BohemianRhapsody said:Now in real life we are likely a quite complex, perhaps even embattled person. But, nuance is boring and thus, we throw it out the window and subconsciously (or consciously) select the traits we want to have on full display and convienently cut out what we do not want simply because we CAN.
We do not know these people that well, we put in our little cartoon character-esque avatars onto our little square boxes, we use false handles, we are in a sense, more in control or our identity online than we are of our real life ones.
I disagree.
This format gives us a seemingly endless amount of choices, and those choices taken show much of who the person behind the account is. Interaction also betrays much of who they are, too, by pulling at moments they hadn't written a script for; realness through forced improvisation.
It is through the contradictions of what they choose to show, choose to hide, and can't help but show that expresses much of who a person is. In real life, there's things they can't cover that can actually shroud their truer natures reflexively, while online it's oddly more raw through it's limitations.
Sure facial tics can work as hints of truth vs lies in real life, but in lieu of that we have typing tics or habits that surface as their emotions betray them.
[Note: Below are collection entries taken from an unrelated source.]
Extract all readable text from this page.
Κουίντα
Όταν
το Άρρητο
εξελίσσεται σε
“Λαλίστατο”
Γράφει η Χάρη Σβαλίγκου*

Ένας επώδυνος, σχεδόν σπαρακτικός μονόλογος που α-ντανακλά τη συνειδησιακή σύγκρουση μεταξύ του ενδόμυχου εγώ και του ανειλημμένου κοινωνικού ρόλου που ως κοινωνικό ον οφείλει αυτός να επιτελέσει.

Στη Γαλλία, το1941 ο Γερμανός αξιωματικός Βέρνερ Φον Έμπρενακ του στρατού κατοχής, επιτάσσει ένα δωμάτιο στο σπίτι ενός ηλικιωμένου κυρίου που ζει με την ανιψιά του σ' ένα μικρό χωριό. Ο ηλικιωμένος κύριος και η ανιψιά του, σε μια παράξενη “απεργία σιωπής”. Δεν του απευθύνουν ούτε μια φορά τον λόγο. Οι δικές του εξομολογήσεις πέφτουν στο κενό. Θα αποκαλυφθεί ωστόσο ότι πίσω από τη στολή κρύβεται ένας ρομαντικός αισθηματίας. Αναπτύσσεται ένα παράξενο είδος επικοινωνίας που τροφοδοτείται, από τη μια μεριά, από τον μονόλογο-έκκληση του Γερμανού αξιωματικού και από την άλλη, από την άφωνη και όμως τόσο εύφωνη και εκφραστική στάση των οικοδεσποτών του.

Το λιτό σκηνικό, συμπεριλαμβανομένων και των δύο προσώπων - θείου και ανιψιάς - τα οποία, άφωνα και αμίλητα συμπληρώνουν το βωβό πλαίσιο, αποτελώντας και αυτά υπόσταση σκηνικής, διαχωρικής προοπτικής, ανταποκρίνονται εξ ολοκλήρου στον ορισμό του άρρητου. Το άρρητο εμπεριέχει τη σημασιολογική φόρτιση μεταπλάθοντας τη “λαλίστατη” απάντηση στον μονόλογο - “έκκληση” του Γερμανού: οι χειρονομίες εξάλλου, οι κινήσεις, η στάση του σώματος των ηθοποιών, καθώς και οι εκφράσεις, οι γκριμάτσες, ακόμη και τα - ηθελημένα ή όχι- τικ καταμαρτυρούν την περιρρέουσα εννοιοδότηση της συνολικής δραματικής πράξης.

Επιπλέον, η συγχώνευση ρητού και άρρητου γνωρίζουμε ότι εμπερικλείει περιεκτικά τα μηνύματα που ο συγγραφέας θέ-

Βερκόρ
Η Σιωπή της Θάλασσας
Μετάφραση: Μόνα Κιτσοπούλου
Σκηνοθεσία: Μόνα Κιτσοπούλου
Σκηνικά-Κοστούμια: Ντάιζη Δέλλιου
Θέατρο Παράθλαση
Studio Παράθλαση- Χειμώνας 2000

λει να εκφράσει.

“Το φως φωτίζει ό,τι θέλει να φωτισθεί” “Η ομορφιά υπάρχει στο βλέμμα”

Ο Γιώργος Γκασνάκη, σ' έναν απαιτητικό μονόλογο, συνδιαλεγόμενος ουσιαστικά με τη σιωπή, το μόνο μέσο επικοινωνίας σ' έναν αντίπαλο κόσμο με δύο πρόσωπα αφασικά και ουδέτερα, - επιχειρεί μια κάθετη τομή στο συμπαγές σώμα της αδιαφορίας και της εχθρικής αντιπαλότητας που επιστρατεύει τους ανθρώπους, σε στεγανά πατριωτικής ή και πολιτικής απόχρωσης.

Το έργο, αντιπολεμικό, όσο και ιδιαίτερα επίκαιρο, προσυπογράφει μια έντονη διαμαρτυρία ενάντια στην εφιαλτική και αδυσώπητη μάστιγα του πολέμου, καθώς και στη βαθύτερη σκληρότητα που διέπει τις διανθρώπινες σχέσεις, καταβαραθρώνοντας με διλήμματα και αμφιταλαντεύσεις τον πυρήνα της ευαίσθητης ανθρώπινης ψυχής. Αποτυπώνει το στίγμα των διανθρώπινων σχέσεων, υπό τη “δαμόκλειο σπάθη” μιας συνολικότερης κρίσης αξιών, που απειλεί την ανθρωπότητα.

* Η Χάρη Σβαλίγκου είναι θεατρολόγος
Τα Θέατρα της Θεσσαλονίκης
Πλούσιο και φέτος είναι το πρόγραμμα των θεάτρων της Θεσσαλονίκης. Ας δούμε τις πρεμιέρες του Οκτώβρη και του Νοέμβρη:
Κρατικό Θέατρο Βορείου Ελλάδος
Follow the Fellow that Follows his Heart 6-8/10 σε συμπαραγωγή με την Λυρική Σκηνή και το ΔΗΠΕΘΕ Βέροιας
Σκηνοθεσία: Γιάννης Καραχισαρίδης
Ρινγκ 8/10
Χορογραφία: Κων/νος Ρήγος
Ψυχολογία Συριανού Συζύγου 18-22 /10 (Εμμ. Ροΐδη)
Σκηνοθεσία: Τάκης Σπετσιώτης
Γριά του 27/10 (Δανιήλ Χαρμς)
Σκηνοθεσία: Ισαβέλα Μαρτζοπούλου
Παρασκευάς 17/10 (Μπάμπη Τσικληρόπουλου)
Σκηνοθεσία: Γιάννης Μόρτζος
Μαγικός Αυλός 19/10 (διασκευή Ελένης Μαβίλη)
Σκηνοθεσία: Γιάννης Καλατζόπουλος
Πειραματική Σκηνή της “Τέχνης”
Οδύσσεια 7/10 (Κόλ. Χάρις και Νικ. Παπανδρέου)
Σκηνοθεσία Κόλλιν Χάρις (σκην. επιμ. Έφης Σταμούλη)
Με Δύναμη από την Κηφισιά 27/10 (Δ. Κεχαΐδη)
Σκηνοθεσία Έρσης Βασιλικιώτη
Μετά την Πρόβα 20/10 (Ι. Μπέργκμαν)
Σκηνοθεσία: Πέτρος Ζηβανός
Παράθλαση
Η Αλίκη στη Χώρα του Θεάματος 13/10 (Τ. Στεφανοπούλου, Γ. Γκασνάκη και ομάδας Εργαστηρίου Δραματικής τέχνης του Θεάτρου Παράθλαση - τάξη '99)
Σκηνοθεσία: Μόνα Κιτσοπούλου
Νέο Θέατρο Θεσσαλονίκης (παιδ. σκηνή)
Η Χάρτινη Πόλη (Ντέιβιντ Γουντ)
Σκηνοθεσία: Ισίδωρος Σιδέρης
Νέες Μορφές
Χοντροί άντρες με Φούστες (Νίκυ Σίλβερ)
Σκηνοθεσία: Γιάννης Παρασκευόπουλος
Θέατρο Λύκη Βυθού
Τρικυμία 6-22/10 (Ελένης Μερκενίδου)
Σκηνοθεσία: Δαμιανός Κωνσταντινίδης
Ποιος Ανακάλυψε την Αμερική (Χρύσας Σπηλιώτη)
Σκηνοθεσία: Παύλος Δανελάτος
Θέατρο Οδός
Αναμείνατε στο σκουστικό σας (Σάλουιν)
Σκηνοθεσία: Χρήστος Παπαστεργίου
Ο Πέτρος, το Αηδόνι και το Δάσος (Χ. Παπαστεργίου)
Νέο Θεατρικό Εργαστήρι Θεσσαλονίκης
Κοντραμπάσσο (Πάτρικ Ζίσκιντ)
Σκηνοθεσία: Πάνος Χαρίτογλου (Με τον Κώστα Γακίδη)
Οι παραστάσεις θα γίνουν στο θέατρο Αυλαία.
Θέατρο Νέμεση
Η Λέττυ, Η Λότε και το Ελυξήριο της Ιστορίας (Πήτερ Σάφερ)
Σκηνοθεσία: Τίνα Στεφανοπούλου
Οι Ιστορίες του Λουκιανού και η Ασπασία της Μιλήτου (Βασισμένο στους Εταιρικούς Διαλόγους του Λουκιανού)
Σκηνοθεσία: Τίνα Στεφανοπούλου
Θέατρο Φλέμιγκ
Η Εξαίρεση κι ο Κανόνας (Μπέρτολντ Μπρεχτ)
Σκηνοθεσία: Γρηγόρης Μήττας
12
Follow their tendencies and you'll learn a lot about the "real" person, as people can't help but be like themselves, limited by the frame of their minds and the experiences they can appropriate for future method acting through similar themes.
"Give a man a mask and you'll see his true face." - Oscar Wilde
Now, sit and ask yourself- how many of you cried when Kenny died in South Park numerous times? Nobody!
Funny story: The show tried having Kenny stay dead for a while, replacing him with the likes of Tweek occasionally. There was a pretty widespread protest towards their choice that even made it's way into newspaper articles, eventually culminating with Kenny coming back to life no questions asked (until the Cthulhu episodes anyway).
And SC users, are much like scriptwriters for their own personal characters themselves. So, when you inflict harm on a feller SC-er, or watch it happen to somebody else- it's hard to feel bad for them for the same reason- they were a written up persona and that lack of humanity, an uncanny valley persay- made it very hard to feel any empathy and thus, we fail to comprehend the full human before our eyes due to the script they concocted.
I feel like this about life.
"All the world's a stage,
And all the men and women merely players;
They have their exits and their entrances,
And one man in his time plays many parts,"
- William Shakespear
And as long as everybody keeps up their scripts and continues the repetitive self-flanderization that simulates inhumanity that need not be empathized with- that shall be the nature of this place.
My complaints lately have been around the opposite: People are hiding themselves away too much now.